Drupal 4.5.0 installed

The updated to Drupal 4.5.0 was almost uneventful; there are a few things that caught me offguard (even though Mitch Frazier warned me of one of them).

First was the database update stuff, since I was upgrading from 4.4.2. Mitch had told me about this, since we're planning to update Linux Gazette to 4.5.0. That and a few other things lead to my experimenting on my site before pissing off the Linux Gazette community with weird happenings. Now there are a few things that could be done with the installation notes in Drupal. When one looks at install.txt, you're told to run 'upgrade.php' and that then tells you to add some tables. Fair enough, but wouldn't it be better to have that available in the install.txt? I think so. I ran the upgrade script off of the link in the upgrade.php file, and there were some failures (because I hadn't added the tables they said to).

Umm. Couldn't we have the tables updated in upgrade.php? Well, it would be involved since there are different updates needed for different versions. Fair enough. I added the right tables, verified that the tables were as they were supposed to be in MySQL, and happily plodded my way through until the thing I thought would be easy.

Since my host (Pixelstation.net) uses the '/admin' URL for a web console, I remembered that I had to hack the .htaccess file and the includes/common.inc file.
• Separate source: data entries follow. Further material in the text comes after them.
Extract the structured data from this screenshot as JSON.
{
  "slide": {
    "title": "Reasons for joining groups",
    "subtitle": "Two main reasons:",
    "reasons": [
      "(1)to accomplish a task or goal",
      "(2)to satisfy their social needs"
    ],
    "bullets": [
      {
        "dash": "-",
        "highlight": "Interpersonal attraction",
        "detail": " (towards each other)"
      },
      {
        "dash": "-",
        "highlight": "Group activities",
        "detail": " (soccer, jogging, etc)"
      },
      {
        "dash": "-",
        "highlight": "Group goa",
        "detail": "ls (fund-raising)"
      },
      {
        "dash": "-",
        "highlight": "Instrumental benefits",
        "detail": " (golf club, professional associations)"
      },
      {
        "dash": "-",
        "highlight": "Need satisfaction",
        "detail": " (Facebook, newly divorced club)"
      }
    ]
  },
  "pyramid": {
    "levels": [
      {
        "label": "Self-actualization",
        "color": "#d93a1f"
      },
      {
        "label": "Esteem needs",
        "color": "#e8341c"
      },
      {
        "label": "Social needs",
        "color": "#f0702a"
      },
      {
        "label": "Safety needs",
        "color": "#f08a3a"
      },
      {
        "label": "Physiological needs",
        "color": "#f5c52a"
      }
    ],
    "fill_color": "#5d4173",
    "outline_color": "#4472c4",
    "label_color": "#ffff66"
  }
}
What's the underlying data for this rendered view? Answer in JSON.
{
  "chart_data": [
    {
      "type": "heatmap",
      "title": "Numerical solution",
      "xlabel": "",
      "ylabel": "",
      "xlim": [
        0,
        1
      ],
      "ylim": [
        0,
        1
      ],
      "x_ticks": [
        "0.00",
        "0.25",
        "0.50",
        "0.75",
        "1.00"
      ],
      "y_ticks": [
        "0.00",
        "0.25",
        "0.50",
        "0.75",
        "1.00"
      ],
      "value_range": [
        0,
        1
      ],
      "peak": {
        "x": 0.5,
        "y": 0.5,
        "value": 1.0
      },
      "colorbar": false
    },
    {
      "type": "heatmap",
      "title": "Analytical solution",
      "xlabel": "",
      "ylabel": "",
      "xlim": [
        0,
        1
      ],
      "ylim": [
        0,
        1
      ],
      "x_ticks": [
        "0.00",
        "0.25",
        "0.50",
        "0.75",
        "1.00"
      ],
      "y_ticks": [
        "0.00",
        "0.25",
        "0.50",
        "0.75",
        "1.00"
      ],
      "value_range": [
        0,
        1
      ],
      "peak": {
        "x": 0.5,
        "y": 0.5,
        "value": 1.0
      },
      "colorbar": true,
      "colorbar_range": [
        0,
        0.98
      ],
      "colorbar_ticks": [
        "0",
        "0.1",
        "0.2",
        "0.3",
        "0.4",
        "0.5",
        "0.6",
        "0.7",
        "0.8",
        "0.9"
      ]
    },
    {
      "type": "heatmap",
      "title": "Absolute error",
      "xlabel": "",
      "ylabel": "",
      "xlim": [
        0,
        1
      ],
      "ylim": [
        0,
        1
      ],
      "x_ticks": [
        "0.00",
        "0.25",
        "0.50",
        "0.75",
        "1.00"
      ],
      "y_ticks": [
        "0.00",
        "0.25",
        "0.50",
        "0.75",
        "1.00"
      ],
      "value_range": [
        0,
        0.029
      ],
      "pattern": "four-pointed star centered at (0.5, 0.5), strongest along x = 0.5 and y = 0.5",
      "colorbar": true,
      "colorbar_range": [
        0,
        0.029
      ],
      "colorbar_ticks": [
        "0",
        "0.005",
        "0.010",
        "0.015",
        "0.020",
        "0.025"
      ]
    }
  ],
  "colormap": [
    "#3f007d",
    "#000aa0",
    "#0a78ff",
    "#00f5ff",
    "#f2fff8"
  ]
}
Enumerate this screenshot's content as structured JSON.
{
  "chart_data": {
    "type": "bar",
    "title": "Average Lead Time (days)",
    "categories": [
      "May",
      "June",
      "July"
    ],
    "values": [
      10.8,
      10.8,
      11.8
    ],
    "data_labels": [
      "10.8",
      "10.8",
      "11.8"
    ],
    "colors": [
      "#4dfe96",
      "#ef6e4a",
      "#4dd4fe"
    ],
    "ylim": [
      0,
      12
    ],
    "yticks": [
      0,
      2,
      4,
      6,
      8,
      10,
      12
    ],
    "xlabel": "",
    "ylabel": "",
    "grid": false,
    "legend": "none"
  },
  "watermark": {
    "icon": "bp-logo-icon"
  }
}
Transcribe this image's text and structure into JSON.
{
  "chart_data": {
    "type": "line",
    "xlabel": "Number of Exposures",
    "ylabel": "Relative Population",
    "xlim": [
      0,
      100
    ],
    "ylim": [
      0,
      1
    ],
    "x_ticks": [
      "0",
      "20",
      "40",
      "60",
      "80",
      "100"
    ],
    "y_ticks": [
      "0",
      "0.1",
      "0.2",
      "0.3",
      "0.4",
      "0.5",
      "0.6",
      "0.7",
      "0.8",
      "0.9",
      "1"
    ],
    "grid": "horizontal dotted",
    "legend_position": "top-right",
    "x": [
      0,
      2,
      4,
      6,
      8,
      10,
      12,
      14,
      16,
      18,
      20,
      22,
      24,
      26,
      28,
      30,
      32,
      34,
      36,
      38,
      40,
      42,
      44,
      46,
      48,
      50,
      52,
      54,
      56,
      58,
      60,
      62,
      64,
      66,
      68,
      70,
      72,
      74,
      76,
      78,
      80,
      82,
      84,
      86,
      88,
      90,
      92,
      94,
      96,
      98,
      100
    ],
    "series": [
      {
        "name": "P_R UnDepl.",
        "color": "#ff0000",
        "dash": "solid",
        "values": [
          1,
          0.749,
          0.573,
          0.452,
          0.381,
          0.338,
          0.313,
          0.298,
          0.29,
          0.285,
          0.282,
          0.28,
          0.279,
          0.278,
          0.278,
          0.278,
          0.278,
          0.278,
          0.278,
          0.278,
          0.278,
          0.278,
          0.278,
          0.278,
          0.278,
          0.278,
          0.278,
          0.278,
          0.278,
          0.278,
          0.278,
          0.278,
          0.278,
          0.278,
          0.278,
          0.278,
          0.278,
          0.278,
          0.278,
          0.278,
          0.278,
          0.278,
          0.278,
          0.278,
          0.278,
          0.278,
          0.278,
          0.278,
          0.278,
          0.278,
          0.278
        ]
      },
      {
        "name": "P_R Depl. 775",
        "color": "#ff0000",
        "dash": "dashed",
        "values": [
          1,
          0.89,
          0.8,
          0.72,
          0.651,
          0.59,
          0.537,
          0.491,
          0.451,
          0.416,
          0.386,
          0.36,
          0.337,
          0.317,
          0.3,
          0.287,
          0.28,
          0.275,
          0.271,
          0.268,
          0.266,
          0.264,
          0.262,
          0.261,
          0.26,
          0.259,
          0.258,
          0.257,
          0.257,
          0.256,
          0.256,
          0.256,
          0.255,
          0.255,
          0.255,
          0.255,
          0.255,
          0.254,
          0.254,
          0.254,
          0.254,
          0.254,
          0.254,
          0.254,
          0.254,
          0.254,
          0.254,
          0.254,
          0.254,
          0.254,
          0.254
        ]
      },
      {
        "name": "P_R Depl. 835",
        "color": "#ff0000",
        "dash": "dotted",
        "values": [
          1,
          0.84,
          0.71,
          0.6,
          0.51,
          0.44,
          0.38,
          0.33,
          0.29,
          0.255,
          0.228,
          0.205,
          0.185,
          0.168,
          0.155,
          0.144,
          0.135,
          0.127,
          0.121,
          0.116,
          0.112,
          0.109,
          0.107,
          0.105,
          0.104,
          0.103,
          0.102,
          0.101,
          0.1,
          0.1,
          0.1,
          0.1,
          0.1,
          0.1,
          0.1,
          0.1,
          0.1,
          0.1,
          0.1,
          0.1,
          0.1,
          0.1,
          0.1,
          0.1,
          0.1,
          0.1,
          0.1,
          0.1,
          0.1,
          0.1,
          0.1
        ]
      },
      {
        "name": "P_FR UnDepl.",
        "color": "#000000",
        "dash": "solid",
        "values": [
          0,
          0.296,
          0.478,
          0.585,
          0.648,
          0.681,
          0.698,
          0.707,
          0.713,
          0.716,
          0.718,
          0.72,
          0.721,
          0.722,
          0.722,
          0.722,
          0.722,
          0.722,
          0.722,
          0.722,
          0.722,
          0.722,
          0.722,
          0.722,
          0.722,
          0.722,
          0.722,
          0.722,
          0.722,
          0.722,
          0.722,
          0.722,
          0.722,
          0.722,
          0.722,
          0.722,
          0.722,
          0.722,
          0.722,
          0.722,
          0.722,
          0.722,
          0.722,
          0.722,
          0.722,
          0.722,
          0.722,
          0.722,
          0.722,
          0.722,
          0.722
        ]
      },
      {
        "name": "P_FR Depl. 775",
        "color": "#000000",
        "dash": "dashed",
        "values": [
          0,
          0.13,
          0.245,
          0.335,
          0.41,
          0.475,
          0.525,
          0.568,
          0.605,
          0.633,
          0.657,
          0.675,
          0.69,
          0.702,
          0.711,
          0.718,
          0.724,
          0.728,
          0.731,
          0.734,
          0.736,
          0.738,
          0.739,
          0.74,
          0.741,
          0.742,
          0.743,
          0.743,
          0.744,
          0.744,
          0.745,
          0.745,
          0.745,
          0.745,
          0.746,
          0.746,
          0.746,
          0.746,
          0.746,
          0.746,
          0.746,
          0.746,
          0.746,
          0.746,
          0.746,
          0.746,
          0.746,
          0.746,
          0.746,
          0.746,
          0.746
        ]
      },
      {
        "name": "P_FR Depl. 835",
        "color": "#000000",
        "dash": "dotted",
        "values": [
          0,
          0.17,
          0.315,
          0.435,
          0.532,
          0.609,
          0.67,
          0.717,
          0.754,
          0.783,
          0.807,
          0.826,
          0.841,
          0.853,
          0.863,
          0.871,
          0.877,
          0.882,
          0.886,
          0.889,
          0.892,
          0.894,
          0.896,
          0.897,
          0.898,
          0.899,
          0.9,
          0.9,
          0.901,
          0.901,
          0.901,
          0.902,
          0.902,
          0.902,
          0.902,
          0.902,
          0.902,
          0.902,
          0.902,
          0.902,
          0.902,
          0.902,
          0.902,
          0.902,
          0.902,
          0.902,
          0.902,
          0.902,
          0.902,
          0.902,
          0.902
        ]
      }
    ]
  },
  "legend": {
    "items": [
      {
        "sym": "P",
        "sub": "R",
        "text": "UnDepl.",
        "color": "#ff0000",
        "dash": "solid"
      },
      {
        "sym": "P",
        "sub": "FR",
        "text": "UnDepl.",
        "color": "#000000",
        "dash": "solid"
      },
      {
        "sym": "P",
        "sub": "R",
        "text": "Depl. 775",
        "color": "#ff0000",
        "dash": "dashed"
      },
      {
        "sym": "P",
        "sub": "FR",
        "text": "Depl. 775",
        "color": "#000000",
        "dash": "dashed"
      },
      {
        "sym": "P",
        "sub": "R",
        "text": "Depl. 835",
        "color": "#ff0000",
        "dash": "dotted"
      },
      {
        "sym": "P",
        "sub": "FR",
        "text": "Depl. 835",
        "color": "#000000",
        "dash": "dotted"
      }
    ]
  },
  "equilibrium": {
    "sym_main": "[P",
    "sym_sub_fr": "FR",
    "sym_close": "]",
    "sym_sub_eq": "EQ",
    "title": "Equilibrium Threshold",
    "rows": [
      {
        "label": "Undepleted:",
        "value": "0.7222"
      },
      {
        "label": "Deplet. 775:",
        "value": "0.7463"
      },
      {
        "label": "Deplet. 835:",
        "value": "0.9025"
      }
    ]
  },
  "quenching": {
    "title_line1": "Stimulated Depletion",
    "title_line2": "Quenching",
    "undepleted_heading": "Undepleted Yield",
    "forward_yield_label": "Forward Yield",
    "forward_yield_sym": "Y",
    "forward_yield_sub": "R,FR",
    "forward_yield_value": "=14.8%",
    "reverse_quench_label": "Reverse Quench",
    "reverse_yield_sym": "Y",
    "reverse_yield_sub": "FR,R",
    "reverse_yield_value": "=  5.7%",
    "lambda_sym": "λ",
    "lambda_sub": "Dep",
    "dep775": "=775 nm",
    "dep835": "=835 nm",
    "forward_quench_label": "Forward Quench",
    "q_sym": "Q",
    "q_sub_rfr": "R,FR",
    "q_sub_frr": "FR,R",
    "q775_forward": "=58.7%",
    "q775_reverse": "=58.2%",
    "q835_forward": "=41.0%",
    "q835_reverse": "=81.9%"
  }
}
This I did, and woe was me. Well, it wasn't that bad. But the links *still* didn't work right for the drupal administration interface, so I had to manually expand 'admin' to 'administration' to fiddle with things. And it still didn't work. There were some temporary hang-ups as well because of trailing spaces somewhere in the PHP additions I did (why don't the PHP folks fix that!?), but I hunted down these typos and fixed them.

And the thing STILL didn't work.

So I read up on Changing "user" and "admin" URLs (host automatically redirects) and found, lower in the thread, about the new global URL aliasing. That sounds really impressive, but to get there one has to have the ability to get to the administration pages in the first place.

No worries. I did it. So now the site is functional, now I have to explore the functionality and dink with the themes.

You know, I like this sort of stuff... but I sincerely doubt many other people do. I haven't come to a conclusion on how exactly to make it better, but I'm thinking making the 'admin' urls for drupal the 'drupaladmin' directories makes some sort of sense. It gets past all this gobblygook that will scare the heebie jeebies out of less technically interested users. But then, people like me need to get paid, right? Yeah, but not for solving the same problems over and over. That's boring.

If you see weird things happening on the site, I'm breaking stuff in the background again.